Auf Initiative von Berti Vogts sind viele der Europameister von 1996 im Europapark Rust in diese Woche gestartet. Markus Babbel, Fredi Bobic, Steffen Freund, Thomas Häßler, Thomas Helmer, Jürgen Klinsmann, Andreas Köpke, Jürgen Kohler, Stefan Kuntz, Oliver Reck, Stefan Reuter und auch ich folgten wie die Co-Trainer Rainer Bonhof und Erich Rutemöller dem Ruf des früheren Bundestrainers. 28 Jahre – ist verdammt lang her seit dem letzten EM-Titelgewinn für Deutschland. Mit einem wunderbaren Film wurde uns vor Augen geführt, was wir 1996 auf dem Weg zum Triumph in Wembley geleistet hatten, damals keinesfalls als Favorit in das Turnier gestartet nach der verkorksten WM 1994 in Amerika mit dem Aus gegen Bulgarien im Viertelfinale.

EM-Finale 1996

Der Star ist die Mannschaft

Der Star ist die Mannschaft, hieß 1996 das Credo von Berti Vogts. Dazu kam ein weiterer Grundsatz: kein Blick zurück. Weder auf die 0:1-Niederlage im letzten großen Test gegen Frankreich vor dieser EM, und schon gar nicht auf 1994, gehörten doch mehrere Spieler jener WM diesem EM-Team in England an.

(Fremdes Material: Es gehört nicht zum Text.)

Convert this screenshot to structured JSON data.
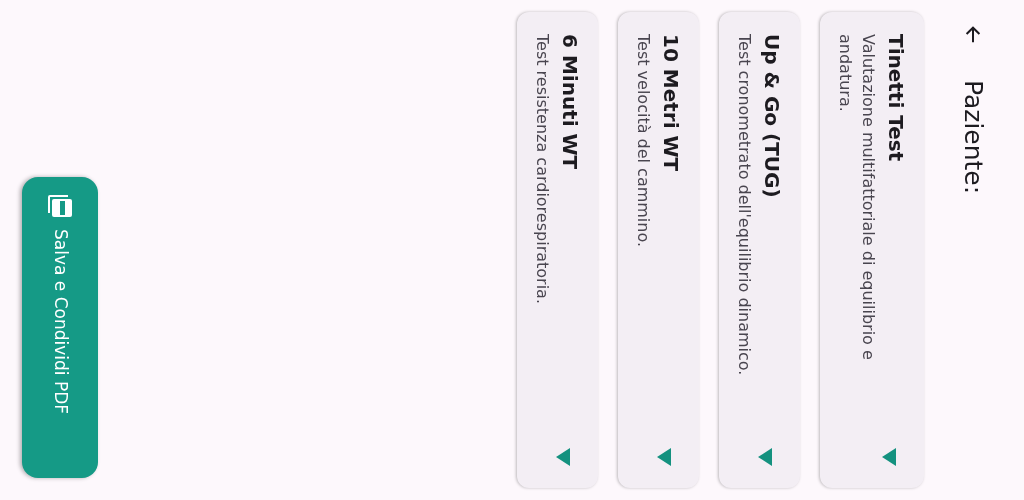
{
  "header": {
    "title": "Paziente:"
  },
  "tests": [
    {
      "title": "Tinetti Test",
      "description": "Valutazione multifattoriale di equilibrio e andatura.",
      "expanded": false
    },
    {
      "title": "Up & Go (TUG)",
      "description": "Test cronometrato dell'equilibrio dinamico.",
      "expanded": false
    },
    {
      "title": "10 Metri WT",
      "description": "Test velocità del cammino.",
      "expanded": false
    },
    {
      "title": "6 Minuti WT",
      "description": "Test resistenza cardiorespiratoria.",
      "expanded": false
    }
  ],
  "action_button": {
    "label": "Salva e Condividi PDF"
  }
}
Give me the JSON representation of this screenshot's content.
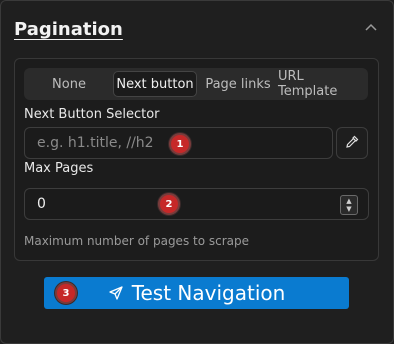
{
  "section": {
    "title": "Pagination",
    "collapse_icon": "chevron-up-icon"
  },
  "tabs": [
    {
      "label": "None",
      "active": false
    },
    {
      "label": "Next button",
      "active": true
    },
    {
      "label": "Page links",
      "active": false
    },
    {
      "label": "URL Template",
      "active": false
    }
  ],
  "next_button_selector": {
    "label": "Next Button Selector",
    "placeholder": "e.g. h1.title, //h2",
    "value": "",
    "picker_icon": "eyedropper-icon"
  },
  "max_pages": {
    "label": "Max Pages",
    "value": "0",
    "helper": "Maximum number of pages to scrape"
  },
  "test_button": {
    "label": "Test Navigation",
    "icon": "send-icon"
  },
  "markers": [
    "1",
    "2",
    "3"
  ],
  "colors": {
    "accent": "#0a7bd0",
    "marker": "#c62828",
    "background": "#1f1f1f"
  }
}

Wir fokussierten uns im Quartier im ländlichen Mottram Hall vor den Toren von Manchester ganz auf das Auftaktspiel gegen Tschechien, das wir 2:0 durch Tore von Christian Ziege und mir gewannen.

Mit diesem Credo von Vogts, mit dem wirklich starken Zusammenhalt in dieser Mannschaft steckten wir echte Rückschläge wie die Verletzungen von Jürgen Kohler und Fredi Bobic zu Beginn des Turniers sehr gut weg, selbst der nachnominierte Jens Todt wurde mit offenen Armen empfangen.

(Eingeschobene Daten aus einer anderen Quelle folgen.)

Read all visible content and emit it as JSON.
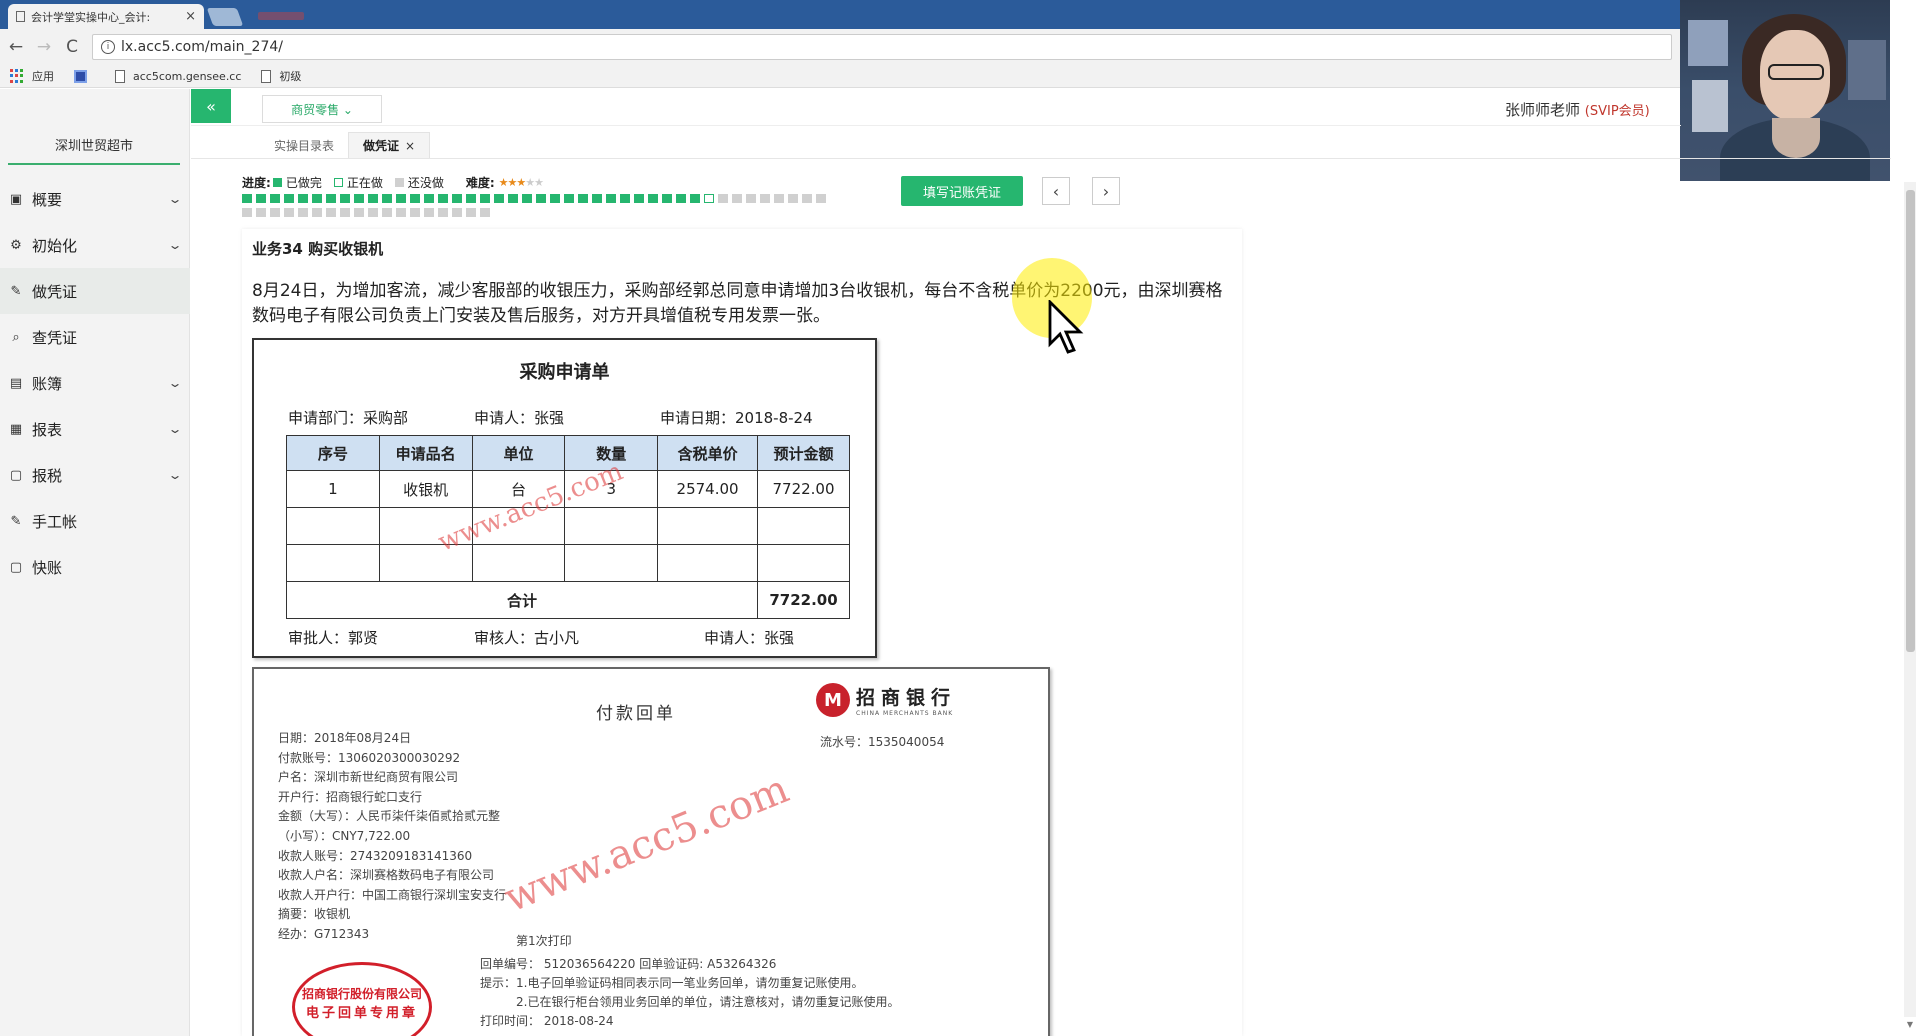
{
  "browser": {
    "tab_title": "会计学堂实操中心_会计:",
    "tab_close": "×",
    "url": "lx.acc5.com/main_274/",
    "back": "←",
    "forward": "→",
    "reload": "C",
    "bookmarks": [
      {
        "label": "应用",
        "icon": "apps-icon"
      },
      {
        "label": "",
        "icon": "square-icon"
      },
      {
        "label": "acc5com.gensee.cc",
        "icon": "page-icon"
      },
      {
        "label": "初级",
        "icon": "page-icon"
      }
    ]
  },
  "sidebar": {
    "company": "深圳世贸超市",
    "items": [
      {
        "label": "概要",
        "icon": "grid-icon",
        "glyph": "▣",
        "expandable": true
      },
      {
        "label": "初始化",
        "icon": "gear-icon",
        "glyph": "⚙",
        "expandable": true
      },
      {
        "label": "做凭证",
        "icon": "pen-icon",
        "glyph": "✎",
        "expandable": false,
        "active": true
      },
      {
        "label": "查凭证",
        "icon": "search-icon",
        "glyph": "⌕",
        "expandable": false
      },
      {
        "label": "账簿",
        "icon": "book-icon",
        "glyph": "▤",
        "expandable": true
      },
      {
        "label": "报表",
        "icon": "report-icon",
        "glyph": "▦",
        "expandable": true
      },
      {
        "label": "报税",
        "icon": "file-icon",
        "glyph": "▢",
        "expandable": true
      },
      {
        "label": "手工帐",
        "icon": "pen-icon",
        "glyph": "✎",
        "expandable": false
      },
      {
        "label": "快账",
        "icon": "file-icon",
        "glyph": "▢",
        "expandable": false
      }
    ]
  },
  "header": {
    "collapse": "«",
    "dropdown": "商贸零售 ⌄",
    "user": "张师师老师",
    "vip": "(SVIP会员)"
  },
  "tabs": [
    {
      "label": "实操目录表",
      "active": false
    },
    {
      "label": "做凭证",
      "active": true,
      "close": "×"
    }
  ],
  "progress": {
    "label": "进度:",
    "legend": [
      "已做完",
      "正在做",
      "还没做"
    ],
    "difficulty_label": "难度:",
    "difficulty": 3,
    "difficulty_max": 5,
    "done_count": 33,
    "current_index": 33,
    "total": 60
  },
  "actions": {
    "fill_voucher": "填写记账凭证",
    "prev": "‹",
    "next": "›"
  },
  "business": {
    "title": "业务34 购买收银机",
    "description": "8月24日，为增加客流，减少客服部的收银压力，采购部经郭总同意申请增加3台收银机，每台不含税单价为2200元，由深圳赛格数码电子有限公司负责上门安装及售后服务，对方开具增值税专用发票一张。"
  },
  "purchase_request": {
    "title": "采购申请单",
    "department": "申请部门：采购部",
    "applicant": "申请人：张强",
    "date": "申请日期：2018-8-24",
    "headers": [
      "序号",
      "申请品名",
      "单位",
      "数量",
      "含税单价",
      "预计金额"
    ],
    "rows": [
      [
        "1",
        "收银机",
        "台",
        "3",
        "2574.00",
        "7722.00"
      ],
      [
        "",
        "",
        "",
        "",
        "",
        ""
      ],
      [
        "",
        "",
        "",
        "",
        "",
        ""
      ]
    ],
    "total_label": "合计",
    "total_value": "7722.00",
    "approver": "审批人：郭贤",
    "reviewer": "审核人：古小凡",
    "requester": "申请人：张强"
  },
  "bank_receipt": {
    "title": "付款回单",
    "bank_name": "招商银行",
    "bank_name_en": "CHINA MERCHANTS BANK",
    "logo_letter": "M",
    "serial": "流水号：1535040054",
    "lines": [
      "日期：2018年08月24日",
      "付款账号：1306020300030292",
      "户名：深圳市新世纪商贸有限公司",
      "开户行：招商银行蛇口支行",
      "金额（大写）：人民币柒仟柒佰贰拾贰元整",
      "（小写）：CNY7,722.00",
      "收款人账号：2743209183141360",
      "收款人户名：深圳赛格数码电子有限公司",
      "收款人开户行：中国工商银行深圳宝安支行",
      "摘要：收银机",
      "经办：G712343"
    ],
    "print_count": "第1次打印",
    "notes": [
      "回单编号： 512036564220 回单验证码: A53264326",
      "提示：1.电子回单验证码相同表示同一笔业务回单，请勿重复记账使用。",
      "　　　2.已在银行柜台领用业务回单的单位，请注意核对，请勿重复记账使用。",
      "打印时间： 2018-08-24"
    ],
    "stamp_line1": "招商银行股份有限公司",
    "stamp_line2": "电子回单专用章"
  },
  "watermark": "www.acc5.com",
  "colors": {
    "accent": "#26b66f",
    "browser_bar": "#2b5b9a",
    "stamp_red": "#d21f2a",
    "vip_red": "#c0362c"
  }
}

Die Mannschaft hatte viele Führungsspieler mit ausgeprägter Siegermentalität, an Stresssituationen im Training kann ich mich nicht erinnern. Jeder fokussierte sich voll auf das Turnier und versuchte sich in den Dienst der Mannschaft einzuordnen. Letztendlich hatte Berti Vogts bei der Zusammenstellung des Kaders ein feines Gespür, die Mischung zwischen turniererfahrenen Spielern und Jüngeren funktionierte.

Ter Stegen muss Neuer vorbehaltlos unterstützen

Diesen Teamspirit sehe ich kurz vor dem EM-Start gegen Schottland auch im aktuellen Aufgebot. Die Diskussionen der vergangenen Tage um Manuel Neuer waren berechtigt und gaben Anlass zur Sorge. Persönlich finde ich es gut und richtig, dass sich Bundestrainer Julian Nagelsmann schon im Frühjahr zu Neuer bekannt und die Rollen in der Torwartfrage klar verteilt hat. Wichtig ist, dass Marc-André ter Stegen nun das große Ganze vor Augen hat und selbst in keine Lauerhaltung tritt. Wie in Stein gemeißelt muss er neben Neuer stehen, ihn unterstützen.

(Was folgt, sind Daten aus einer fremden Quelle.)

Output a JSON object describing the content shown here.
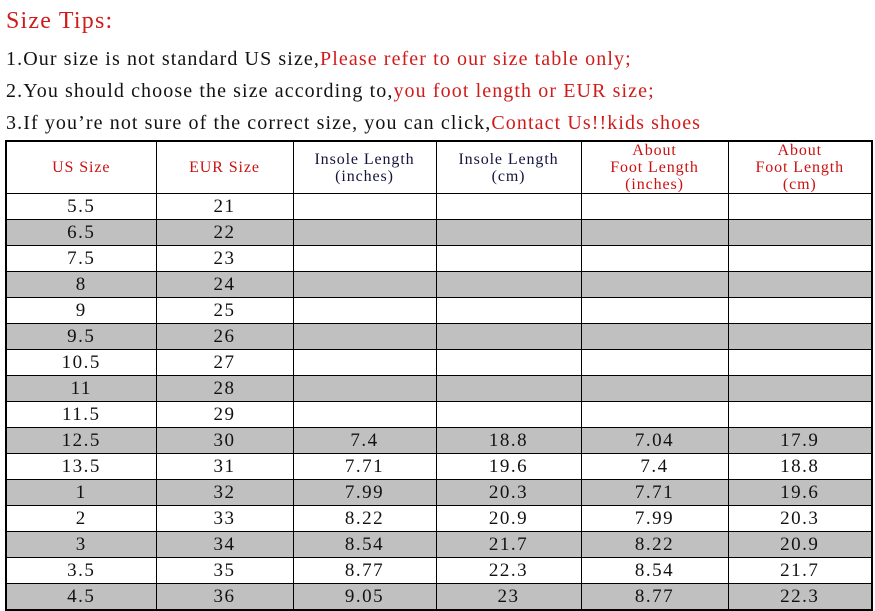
{
  "tips": {
    "title": "Size Tips:",
    "lines": [
      {
        "number": "1.",
        "black": "Our size is not standard US size,",
        "red": "Please refer to our size table only;"
      },
      {
        "number": "2.",
        "black": "You should choose the size according to,",
        "red": "you foot length or EUR size;"
      },
      {
        "number": "3.",
        "black": "If you’re not sure of the correct size, you can click,",
        "red": "Contact Us!!kids shoes"
      }
    ]
  },
  "colors": {
    "red_text": "#d11a1a",
    "header_red": "#cc1111",
    "header_dark": "#14143c",
    "row_shaded": "#c0c0c0",
    "row_plain": "#ffffff",
    "border": "#000000",
    "body_text": "#121212"
  },
  "table": {
    "headers": [
      {
        "lines": [
          "US Size"
        ],
        "color": "red"
      },
      {
        "lines": [
          "EUR Size"
        ],
        "color": "red"
      },
      {
        "lines": [
          "Insole Length",
          "(inches)"
        ],
        "color": "dark"
      },
      {
        "lines": [
          "Insole Length",
          "(cm)"
        ],
        "color": "dark"
      },
      {
        "lines": [
          "About",
          "Foot Length",
          "(inches)"
        ],
        "color": "red"
      },
      {
        "lines": [
          "About",
          "Foot Length",
          "(cm)"
        ],
        "color": "red"
      }
    ],
    "rows": [
      {
        "us": "5.5",
        "eur": "21",
        "insole_in": "",
        "insole_cm": "",
        "foot_in": "",
        "foot_cm": ""
      },
      {
        "us": "6.5",
        "eur": "22",
        "insole_in": "",
        "insole_cm": "",
        "foot_in": "",
        "foot_cm": ""
      },
      {
        "us": "7.5",
        "eur": "23",
        "insole_in": "",
        "insole_cm": "",
        "foot_in": "",
        "foot_cm": ""
      },
      {
        "us": "8",
        "eur": "24",
        "insole_in": "",
        "insole_cm": "",
        "foot_in": "",
        "foot_cm": ""
      },
      {
        "us": "9",
        "eur": "25",
        "insole_in": "",
        "insole_cm": "",
        "foot_in": "",
        "foot_cm": ""
      },
      {
        "us": "9.5",
        "eur": "26",
        "insole_in": "",
        "insole_cm": "",
        "foot_in": "",
        "foot_cm": ""
      },
      {
        "us": "10.5",
        "eur": "27",
        "insole_in": "",
        "insole_cm": "",
        "foot_in": "",
        "foot_cm": ""
      },
      {
        "us": "11",
        "eur": "28",
        "insole_in": "",
        "insole_cm": "",
        "foot_in": "",
        "foot_cm": ""
      },
      {
        "us": "11.5",
        "eur": "29",
        "insole_in": "",
        "insole_cm": "",
        "foot_in": "",
        "foot_cm": ""
      },
      {
        "us": "12.5",
        "eur": "30",
        "insole_in": "7.4",
        "insole_cm": "18.8",
        "foot_in": "7.04",
        "foot_cm": "17.9"
      },
      {
        "us": "13.5",
        "eur": "31",
        "insole_in": "7.71",
        "insole_cm": "19.6",
        "foot_in": "7.4",
        "foot_cm": "18.8"
      },
      {
        "us": "1",
        "eur": "32",
        "insole_in": "7.99",
        "insole_cm": "20.3",
        "foot_in": "7.71",
        "foot_cm": "19.6"
      },
      {
        "us": "2",
        "eur": "33",
        "insole_in": "8.22",
        "insole_cm": "20.9",
        "foot_in": "7.99",
        "foot_cm": "20.3"
      },
      {
        "us": "3",
        "eur": "34",
        "insole_in": "8.54",
        "insole_cm": "21.7",
        "foot_in": "8.22",
        "foot_cm": "20.9"
      },
      {
        "us": "3.5",
        "eur": "35",
        "insole_in": "8.77",
        "insole_cm": "22.3",
        "foot_in": "8.54",
        "foot_cm": "21.7"
      },
      {
        "us": "4.5",
        "eur": "36",
        "insole_in": "9.05",
        "insole_cm": "23",
        "foot_in": "8.77",
        "foot_cm": "22.3"
      }
    ]
  }
}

Dieses vorbehaltlose Zusammenwirken der Torhüter war einen Schlüssel bei unserem EM-Triumph 1996. Unter den Torhütern herrschte einen tolle Harmonie, Oliver Kahn und Oliver Reck gaben alles, damit Andy Köpke mit breiter Brust in die Spiele gehen konnte. Denn eins ist ganz klar: Jedes Turnier, jede EM und jede WM, setzt für ein erfolgreiches Abschneiden der Mannschaft einen Torwart in guter Form voraus.

Mit dem Schottland-Spiel echte Euphorie entfachen

Europameister 1996: Andreas Möller mit der Trophäe.

Europameister 1996: Andreas Möller mit der Trophäe.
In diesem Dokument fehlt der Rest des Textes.